Oh shit, you accidentally became interesting!

And, of course, and this is the oft-discussed problem of “no room for juniors any more”, without folks being forced to do the work to become experts, we’ll run out of both:

  • people who are interesting enough that we care what they’d write in the first place
  • expert input to steal from to train the AI

Without any incentive to become interesting, we create an environment where only loud idiots and con artists thrive.

Berserk Was Too Much Suffering, Though

Kentaro Miura’s Berserk is virtuoso artwork by an unbelievably talented creator.

However, Berserk is borderline poisoned by suffering. Kentaro wasn’t just dedicated to the task of becoming a virtuoso artist, he was consumed by it - in his early life working back-breaking hours and giving up a great deal of his own life to the task of creating Berserk. It comes through in the work, too: Berserk is a dour, grim tale with a hero who himself is consumed by a desire to be the very best at any cost. In a very real sense, Berserk is about finding the line, about pushing too hard, and eventually Kentaro found his own balance and happiness in his life.

If art requires suffering, then art becomes, in some sense, about suffering, which creates dour art.

Sometimes we want to leave Diane’s Pain Journal behind and make an Ivy Tran, Food Court Detective.

So we need to find a nice… happy… medium amount of suffering. Work to get better at stuff that matters, automate to get rid of details that don’t. We don’t suffer needlessly.
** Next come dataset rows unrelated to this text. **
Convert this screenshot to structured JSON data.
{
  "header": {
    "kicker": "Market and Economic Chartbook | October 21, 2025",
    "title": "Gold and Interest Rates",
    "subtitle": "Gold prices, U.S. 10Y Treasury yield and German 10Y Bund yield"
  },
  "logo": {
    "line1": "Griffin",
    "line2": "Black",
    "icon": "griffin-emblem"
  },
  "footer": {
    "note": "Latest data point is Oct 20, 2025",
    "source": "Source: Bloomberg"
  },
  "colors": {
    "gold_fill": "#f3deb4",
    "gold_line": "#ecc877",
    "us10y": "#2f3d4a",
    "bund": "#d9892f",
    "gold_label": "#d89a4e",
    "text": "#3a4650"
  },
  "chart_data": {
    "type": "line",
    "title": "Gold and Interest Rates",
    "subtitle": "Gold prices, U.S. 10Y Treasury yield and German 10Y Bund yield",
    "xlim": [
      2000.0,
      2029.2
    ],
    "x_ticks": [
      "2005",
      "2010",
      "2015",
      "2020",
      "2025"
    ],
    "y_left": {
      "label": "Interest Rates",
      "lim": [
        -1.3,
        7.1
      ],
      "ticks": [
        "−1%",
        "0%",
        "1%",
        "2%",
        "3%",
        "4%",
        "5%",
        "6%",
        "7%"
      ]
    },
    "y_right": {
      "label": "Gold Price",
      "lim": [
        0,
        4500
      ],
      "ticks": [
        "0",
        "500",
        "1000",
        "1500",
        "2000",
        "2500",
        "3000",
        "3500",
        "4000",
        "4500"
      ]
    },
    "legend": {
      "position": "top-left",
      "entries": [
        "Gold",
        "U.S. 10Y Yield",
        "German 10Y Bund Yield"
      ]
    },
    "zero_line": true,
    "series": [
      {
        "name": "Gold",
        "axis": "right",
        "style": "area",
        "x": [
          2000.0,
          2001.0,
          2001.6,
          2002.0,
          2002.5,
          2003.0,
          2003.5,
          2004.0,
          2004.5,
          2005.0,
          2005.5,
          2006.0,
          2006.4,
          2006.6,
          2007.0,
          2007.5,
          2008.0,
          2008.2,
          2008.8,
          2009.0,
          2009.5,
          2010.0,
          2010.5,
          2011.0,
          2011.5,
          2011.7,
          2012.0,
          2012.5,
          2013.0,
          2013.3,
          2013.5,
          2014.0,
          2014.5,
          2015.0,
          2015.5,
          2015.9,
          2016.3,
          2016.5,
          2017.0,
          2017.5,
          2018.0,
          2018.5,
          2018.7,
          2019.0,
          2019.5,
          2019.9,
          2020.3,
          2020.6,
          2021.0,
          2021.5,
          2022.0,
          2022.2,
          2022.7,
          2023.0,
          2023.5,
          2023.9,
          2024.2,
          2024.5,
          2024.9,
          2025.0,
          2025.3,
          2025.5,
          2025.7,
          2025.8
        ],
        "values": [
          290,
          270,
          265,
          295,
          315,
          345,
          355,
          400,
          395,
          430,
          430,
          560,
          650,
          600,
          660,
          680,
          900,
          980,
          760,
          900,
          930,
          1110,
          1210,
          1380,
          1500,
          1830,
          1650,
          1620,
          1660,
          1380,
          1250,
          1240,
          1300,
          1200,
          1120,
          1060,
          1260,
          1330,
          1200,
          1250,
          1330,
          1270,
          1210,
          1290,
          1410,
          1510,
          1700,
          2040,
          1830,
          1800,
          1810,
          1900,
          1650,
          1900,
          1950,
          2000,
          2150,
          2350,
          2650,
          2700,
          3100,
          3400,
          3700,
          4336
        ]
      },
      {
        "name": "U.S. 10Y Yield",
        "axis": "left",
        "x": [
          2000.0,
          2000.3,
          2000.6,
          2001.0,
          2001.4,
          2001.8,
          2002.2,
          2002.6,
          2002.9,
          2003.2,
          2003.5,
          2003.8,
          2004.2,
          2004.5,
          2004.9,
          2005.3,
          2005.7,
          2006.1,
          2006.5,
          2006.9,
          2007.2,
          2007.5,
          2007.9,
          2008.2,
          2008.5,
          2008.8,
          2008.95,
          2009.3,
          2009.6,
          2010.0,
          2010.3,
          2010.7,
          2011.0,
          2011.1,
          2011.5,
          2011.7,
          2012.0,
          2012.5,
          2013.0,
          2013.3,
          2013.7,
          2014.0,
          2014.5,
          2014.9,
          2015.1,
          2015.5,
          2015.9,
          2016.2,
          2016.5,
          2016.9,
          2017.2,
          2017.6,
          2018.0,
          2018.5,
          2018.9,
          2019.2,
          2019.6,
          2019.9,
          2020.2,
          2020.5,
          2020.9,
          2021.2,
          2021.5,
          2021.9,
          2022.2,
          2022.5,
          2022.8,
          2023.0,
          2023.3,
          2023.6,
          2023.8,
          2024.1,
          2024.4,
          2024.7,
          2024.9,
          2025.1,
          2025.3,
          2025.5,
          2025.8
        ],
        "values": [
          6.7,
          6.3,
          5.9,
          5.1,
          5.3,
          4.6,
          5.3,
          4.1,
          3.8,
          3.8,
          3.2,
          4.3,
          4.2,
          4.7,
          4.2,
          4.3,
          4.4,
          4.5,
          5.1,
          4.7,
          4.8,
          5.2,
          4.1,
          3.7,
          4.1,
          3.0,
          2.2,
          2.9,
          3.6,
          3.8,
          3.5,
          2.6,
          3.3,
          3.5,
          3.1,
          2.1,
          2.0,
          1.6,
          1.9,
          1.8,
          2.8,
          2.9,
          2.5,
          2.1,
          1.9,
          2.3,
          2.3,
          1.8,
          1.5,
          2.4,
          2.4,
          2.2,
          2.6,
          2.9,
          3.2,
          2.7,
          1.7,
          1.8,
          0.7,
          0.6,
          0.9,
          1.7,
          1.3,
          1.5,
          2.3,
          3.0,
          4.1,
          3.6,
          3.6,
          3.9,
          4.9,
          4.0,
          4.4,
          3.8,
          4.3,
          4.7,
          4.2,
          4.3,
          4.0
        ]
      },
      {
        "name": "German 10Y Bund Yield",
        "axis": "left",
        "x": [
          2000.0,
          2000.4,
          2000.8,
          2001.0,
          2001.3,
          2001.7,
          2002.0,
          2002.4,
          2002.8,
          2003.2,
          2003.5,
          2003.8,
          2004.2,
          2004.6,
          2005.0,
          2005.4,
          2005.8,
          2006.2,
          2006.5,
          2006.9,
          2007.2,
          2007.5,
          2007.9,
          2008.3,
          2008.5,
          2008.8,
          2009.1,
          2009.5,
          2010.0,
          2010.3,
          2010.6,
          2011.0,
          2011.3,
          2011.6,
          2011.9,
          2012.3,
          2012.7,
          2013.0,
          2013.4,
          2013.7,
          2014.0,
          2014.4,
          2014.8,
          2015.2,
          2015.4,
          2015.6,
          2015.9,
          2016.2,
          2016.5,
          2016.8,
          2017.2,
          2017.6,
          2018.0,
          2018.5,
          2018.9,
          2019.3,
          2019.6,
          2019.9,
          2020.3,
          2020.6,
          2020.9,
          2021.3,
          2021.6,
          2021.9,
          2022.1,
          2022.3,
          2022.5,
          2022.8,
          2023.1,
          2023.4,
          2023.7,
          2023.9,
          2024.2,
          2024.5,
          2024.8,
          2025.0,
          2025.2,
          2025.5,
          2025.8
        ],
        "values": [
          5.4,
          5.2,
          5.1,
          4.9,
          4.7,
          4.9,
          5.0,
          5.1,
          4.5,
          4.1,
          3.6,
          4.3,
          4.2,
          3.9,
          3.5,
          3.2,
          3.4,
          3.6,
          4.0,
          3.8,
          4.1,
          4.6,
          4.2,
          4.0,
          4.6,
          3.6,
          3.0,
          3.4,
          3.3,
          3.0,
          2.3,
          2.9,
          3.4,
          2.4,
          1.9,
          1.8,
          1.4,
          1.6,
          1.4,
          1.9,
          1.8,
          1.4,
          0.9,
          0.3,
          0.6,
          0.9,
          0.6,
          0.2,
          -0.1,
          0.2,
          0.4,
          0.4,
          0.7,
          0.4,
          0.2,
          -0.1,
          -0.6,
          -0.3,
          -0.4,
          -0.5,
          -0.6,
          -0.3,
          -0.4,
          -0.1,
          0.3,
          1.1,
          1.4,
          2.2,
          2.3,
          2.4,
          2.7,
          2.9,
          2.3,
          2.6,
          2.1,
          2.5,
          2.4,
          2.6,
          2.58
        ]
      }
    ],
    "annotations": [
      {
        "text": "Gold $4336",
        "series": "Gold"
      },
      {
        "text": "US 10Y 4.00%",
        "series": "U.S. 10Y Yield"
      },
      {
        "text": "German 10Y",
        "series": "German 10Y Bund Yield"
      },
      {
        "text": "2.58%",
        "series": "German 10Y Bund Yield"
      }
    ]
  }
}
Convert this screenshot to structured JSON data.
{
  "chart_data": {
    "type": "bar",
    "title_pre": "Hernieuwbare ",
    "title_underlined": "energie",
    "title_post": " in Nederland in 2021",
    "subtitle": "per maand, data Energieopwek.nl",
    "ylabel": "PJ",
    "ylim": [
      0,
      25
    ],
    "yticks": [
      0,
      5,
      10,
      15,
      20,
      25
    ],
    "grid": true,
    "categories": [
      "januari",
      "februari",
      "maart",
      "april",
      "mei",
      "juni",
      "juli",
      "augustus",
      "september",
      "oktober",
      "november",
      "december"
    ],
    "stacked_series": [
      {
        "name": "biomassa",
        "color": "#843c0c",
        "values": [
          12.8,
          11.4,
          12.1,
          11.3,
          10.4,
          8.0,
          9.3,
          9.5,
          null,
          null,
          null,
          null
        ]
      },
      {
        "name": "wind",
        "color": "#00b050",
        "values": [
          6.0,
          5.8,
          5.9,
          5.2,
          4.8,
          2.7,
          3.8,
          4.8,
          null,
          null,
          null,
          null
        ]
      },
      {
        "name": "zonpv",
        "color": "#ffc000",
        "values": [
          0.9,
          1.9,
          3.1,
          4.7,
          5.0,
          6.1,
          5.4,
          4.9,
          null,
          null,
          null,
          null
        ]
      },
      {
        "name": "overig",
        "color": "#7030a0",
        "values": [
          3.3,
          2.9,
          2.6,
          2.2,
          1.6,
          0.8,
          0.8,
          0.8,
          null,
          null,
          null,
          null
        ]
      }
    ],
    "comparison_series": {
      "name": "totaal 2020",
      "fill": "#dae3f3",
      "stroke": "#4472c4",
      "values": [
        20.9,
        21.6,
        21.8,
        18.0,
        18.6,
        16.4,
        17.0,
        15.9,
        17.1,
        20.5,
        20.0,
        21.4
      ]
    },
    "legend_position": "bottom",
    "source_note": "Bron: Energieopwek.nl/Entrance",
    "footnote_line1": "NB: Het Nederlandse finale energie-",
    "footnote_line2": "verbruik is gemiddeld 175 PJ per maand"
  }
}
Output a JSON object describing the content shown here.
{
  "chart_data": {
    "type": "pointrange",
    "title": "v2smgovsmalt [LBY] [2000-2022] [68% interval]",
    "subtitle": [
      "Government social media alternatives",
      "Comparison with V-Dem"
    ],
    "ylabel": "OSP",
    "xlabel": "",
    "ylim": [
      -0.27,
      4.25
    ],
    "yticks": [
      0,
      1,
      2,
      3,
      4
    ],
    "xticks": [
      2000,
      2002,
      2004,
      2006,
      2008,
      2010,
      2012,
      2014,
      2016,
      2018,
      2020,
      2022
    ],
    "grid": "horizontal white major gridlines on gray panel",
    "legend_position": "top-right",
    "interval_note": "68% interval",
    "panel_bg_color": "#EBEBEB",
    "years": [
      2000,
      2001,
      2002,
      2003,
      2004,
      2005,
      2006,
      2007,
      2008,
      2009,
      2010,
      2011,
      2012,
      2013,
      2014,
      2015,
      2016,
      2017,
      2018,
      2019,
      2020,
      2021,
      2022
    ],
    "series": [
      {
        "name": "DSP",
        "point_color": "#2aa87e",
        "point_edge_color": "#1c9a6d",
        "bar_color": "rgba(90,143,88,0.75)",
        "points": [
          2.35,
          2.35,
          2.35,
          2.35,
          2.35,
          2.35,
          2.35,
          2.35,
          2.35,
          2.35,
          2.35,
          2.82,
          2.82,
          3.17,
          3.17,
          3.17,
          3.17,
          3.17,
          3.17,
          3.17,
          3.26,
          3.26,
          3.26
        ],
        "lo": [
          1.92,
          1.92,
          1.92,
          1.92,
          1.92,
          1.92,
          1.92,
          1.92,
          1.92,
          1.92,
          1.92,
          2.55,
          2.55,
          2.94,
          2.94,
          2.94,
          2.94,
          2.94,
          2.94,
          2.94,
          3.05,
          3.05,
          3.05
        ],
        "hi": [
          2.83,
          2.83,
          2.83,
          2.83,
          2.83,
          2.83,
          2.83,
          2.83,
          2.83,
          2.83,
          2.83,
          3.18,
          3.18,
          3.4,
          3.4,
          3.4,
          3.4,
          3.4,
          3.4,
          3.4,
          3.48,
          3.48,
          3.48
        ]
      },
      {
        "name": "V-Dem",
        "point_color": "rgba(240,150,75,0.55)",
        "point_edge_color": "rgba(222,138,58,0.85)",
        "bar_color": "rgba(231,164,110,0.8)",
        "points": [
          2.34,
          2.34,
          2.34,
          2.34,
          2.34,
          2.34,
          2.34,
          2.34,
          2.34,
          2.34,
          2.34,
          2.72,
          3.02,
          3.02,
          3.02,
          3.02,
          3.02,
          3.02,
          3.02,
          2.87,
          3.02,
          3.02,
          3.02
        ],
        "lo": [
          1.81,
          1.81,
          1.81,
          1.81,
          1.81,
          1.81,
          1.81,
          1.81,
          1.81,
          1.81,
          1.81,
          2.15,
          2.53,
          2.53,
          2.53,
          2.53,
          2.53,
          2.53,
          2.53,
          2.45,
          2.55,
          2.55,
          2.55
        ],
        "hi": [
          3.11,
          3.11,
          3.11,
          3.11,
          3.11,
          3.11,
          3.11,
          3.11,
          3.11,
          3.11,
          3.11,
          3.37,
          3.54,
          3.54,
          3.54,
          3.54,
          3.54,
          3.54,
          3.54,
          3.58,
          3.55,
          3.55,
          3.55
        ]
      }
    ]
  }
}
I think for some artists that balance may well include some LLM usage, but even trying to use LLM responsibly can be a pretty slippery slope to slop country.

The Problem of Losing Virtuoso Skill as a Stand-In Proxy For An Interesting Author:

Or, to put it in another way, “slop”. The smell of AI on a project is a sign that it’s gone bad.

Up until very recently, we could use virtuoso skill as kind of a proxy measure for whether something is worth our attention.

Look at this! Look at it! Whoever created it must have had incredible skill! And projects don’t just attract unbelievably talented artists unless they have something going for them, right?

And you also know that this guy:

This creator is some rando, and their game will have basically no quality bar. That looks handmade!

But now there’s a new problem:

This guy (this is me, I generated this in 2 seconds, it’s for a theoretical pirates vs. chefs arkanoid game where you shoot onions at bricks) put even less effort and skill into his product than the “CONQUEROR of the Seas” guy did. The art is bullshit in the AI ways (all of the chefs are the same! one guy is holding two cleavers and one of them is backwards! the pirate has a weird pirate stick and an eye-patch that you can see one of his eyes through but also might be glasses! the pirate girl is holding her gun with multiple right hands!)

The “CONQUEROR of the Seas” (sidenote: A Real Game: Conqueror of the Seas) is so far ahead of my skill level, here. They actually made a game. “Conqueror of the Seas” is a much, MUCH better game than “Pirates vs. Chefs: Y’arr Onion War”. It looks like they’ve poured a lot of love into this thing.

If I were able to generate much better capsule art, it wouldn’t make gaming better. It would simply make capsule art worthless, because it would no longer signify anything about game quality. Which, I mean, isn’t that different: we’re already most of the way there.

AI Slop is very, very quickly developing an association with incredibly low quality work.

In Jenna Stoeber’s “230 Games Came out in the First Week of 2026: An Investigation”:

She explores what people are dumping on to Steam, and - AI or not - it’s mostly trash. AI is just there to help as a marker of the very lowest effort trash, games where people couldn’t even be bothered to put in the effort of creating them.

Maybe that creates a future where this is the true sign of quality:

Obviously, unabashedly handmade. Boldly amateur.

You know, like how fast fashion turned homemade and vintage-looking clothes into something desirable rather than a sign your parents are poor.